Little more than a week after completing its bid for independence from Ford Motor Co., Aston Martin has a critical piece of its future.
Heavily influenced by the luxury marque's motorsports program, the DBS, which goes into production in October, will become Aston's new flagship superseding, though not formally replacing, the aging Vanquish supercar.
First seen in the recent James Bond film, "Casino Royale," the DBS is a sleek two-seater derived from Aston's surprisingly flexible VH platform. The lightweight chassis is used for virtually every product in the lineup, including the "entry-level" V8 Vantage, as well as the DB9 sports car, which the DBS is closely related to.
But the new coupe is about an inch lower and slightly wider, as well, with flaring wheel arches barely concealing its 20-inch wheels and P Zero Pirelli tires. The extra rubber is an advantage when you're trying to plant the 510-horsepower bursting from the DBS's 6.0-liter V-12. That's a full 60 more than the DB9, and enough to launch the car from 0 to 60 in just 4.3 seconds, a full half-second faster than the brand's former speed king, the Vanquish, and 0.6 seconds quicker than the DB9. Top speed is 191 mph.
To get the extra power, Aston lets the twelve-banger breath more freely, with new, computer-controlled valved air boxes that respond to rising engine speeds. With the DBS, the engine reaches peak power at 6500 rpm, compared to 5750 for the DB9. Torque tops out at 420 lb-ft at 5750 rpm. The new system will also provide aural satisfaction, with a louder, more track-like brap at top revs.
While the family resemblance is clear, there are notable difference between the DBS and DB9, including the new car's 5-bar take on Aston's classic grille. And the DBS boasts a larger under-bumper aperture to ram air into the engine.
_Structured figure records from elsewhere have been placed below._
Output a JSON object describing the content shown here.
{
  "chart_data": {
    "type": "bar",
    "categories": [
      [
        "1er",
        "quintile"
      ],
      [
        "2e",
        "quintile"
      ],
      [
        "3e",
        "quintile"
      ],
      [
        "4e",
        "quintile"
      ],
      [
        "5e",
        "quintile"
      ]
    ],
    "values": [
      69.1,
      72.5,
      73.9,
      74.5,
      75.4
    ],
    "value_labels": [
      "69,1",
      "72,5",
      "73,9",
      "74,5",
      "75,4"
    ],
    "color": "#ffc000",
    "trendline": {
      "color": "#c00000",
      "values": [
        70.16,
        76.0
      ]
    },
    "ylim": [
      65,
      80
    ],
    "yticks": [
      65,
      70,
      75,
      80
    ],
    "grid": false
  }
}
Additional ducts provide cooling for the car's standard ceramic brakes.
Those are among the many features derived from Aston DBRS9 and DBR9 racers, a list also including the maker's first serious use of exterior carbon fiber components. (Aston previously incorporated a composite driveline tunnel into the Vanquish.) These include the hood, wings, and air splitter up front, the sideview mirror mounts, and the rear diffuser.
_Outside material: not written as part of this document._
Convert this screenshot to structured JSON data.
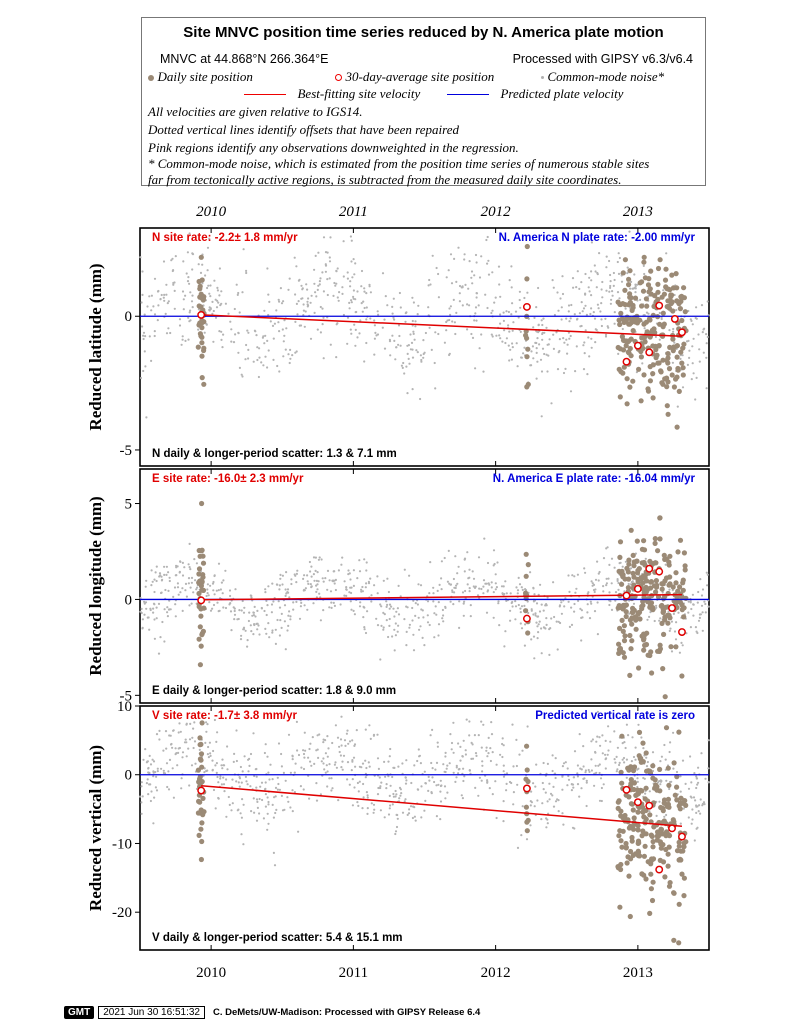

The use of carbon fits the marque's fundamental strategy: rather than directly engaging in a horsepower race with competitors such as Bentley or Porsche, Aston focuses on holding down weight to maximize performance. The new car weighs in at 3737 pounds, about 140 less than the DB9 and roughly 400 under the Vanquish.
The new car makes more extensive use of what marketing chief Bill Donnelly called more "intelligent" technology than ever seen on an Aston before. That includes not only the engine airflow system, but elements more immediately visible to the owner.
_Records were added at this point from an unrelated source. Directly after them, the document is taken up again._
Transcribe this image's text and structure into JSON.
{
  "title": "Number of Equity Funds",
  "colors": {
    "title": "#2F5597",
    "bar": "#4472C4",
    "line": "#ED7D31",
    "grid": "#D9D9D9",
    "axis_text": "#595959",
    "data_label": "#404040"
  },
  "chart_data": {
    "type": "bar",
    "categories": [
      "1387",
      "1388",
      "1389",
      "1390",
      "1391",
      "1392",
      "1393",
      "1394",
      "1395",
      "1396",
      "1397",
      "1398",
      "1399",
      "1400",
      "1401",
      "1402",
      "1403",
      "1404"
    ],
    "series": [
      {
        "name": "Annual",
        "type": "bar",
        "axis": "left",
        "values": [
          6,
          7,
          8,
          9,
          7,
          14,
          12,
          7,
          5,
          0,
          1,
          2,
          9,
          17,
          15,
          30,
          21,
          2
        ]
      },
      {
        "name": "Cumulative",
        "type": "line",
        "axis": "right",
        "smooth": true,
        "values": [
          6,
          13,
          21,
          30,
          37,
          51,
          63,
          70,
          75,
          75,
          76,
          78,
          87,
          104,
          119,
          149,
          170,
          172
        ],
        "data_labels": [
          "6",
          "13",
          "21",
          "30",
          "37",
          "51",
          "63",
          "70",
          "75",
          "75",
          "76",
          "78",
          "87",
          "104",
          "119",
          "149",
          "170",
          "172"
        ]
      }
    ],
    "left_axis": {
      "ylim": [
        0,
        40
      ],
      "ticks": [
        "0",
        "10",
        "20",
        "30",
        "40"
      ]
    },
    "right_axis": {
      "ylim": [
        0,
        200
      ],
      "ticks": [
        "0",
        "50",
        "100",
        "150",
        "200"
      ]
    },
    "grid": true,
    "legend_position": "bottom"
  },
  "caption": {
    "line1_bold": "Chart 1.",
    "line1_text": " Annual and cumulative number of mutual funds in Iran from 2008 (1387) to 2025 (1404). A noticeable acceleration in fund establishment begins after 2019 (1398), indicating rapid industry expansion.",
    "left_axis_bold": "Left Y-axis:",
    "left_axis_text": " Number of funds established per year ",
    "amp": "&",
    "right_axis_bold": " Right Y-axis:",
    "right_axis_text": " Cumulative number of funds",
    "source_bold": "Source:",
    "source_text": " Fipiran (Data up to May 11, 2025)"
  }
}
Aston abandons its traditional key for a high-styled keyless device that the company is calling an ECU, or as CEO Ulrich "Uli" Bez prefers, "an emotional control unit." More than just functional, its electronics are enveloped in chrome and sapphire crystal.
While DBS puts a premium on performance, it also lavishes occupants in opulence, the cabin covered in semi-analyne leather, suede-like alcantara, chromed and carbon fiber trim. (Buyers may opt for traditional wood, as well.)
The two-seater gets an entirely new center stack, resolving some nagging complaints about design and ergonomics with the older DB9. Next-generation, hands-free Bluetooth phone technology and a hard-drive-based navigation system are standard features.
The DBS "becomes are new performance standard," said Donnelly, though, "it doesn't replace the Vanquish." While the automaker has said nothing officially about the old flagship, insiders hint that a replacement could appear by 2010.
Though Aston isn't targeting specific competitors, the latest Porsche 911 Turbo and Ferrari's 599 will likely come to mind for potential buyers. Pricing will nudge well into Ferrari territory, likely "around $265,000," according to Donnelly, though final figures won't be confirmed until Aston's press conference at the Frankfurt Motor Show, in September.
The automaker hopes to sell as many as 500 DBS clones annually, though Donnelly stressed that "We'll respond to demand," whatever the numbers. About a third of those are expected to come to the U.S. , where Aston's demand has been steadily growing, in recent years.
The DBS is the first product formally launched under the stewardship of Aston's new owners, a buyout team led by David Richards, CEO of Prodrive and Chairman of Aston Martin Racing, and two Kuwaiti banks. Their Primrose Cove Ltd. holding company paid $931 million for the British brand, though Ford maintains a minority stake in the company, which it saved from bankruptcy two decades ago.
Aston officials insist that there are no major changes in store under Primrose, which is no surprise to industry observers, considering Aston is currently enjoying its biggest success ever, with global sales at record levels and the balance sheet in the black for the first time in its history.
"If things were going wrong, there'd be radical changes," suggested Donnelly. But for now, all appears to be moving in the right direction for Aston.
Of course, the ultra-luxury market is a challenging arena and one where change can occur rapidly and unexpectedly, so new products, such as the DBS, and perhaps a Vanquish replacement, are critical to maintain momentum.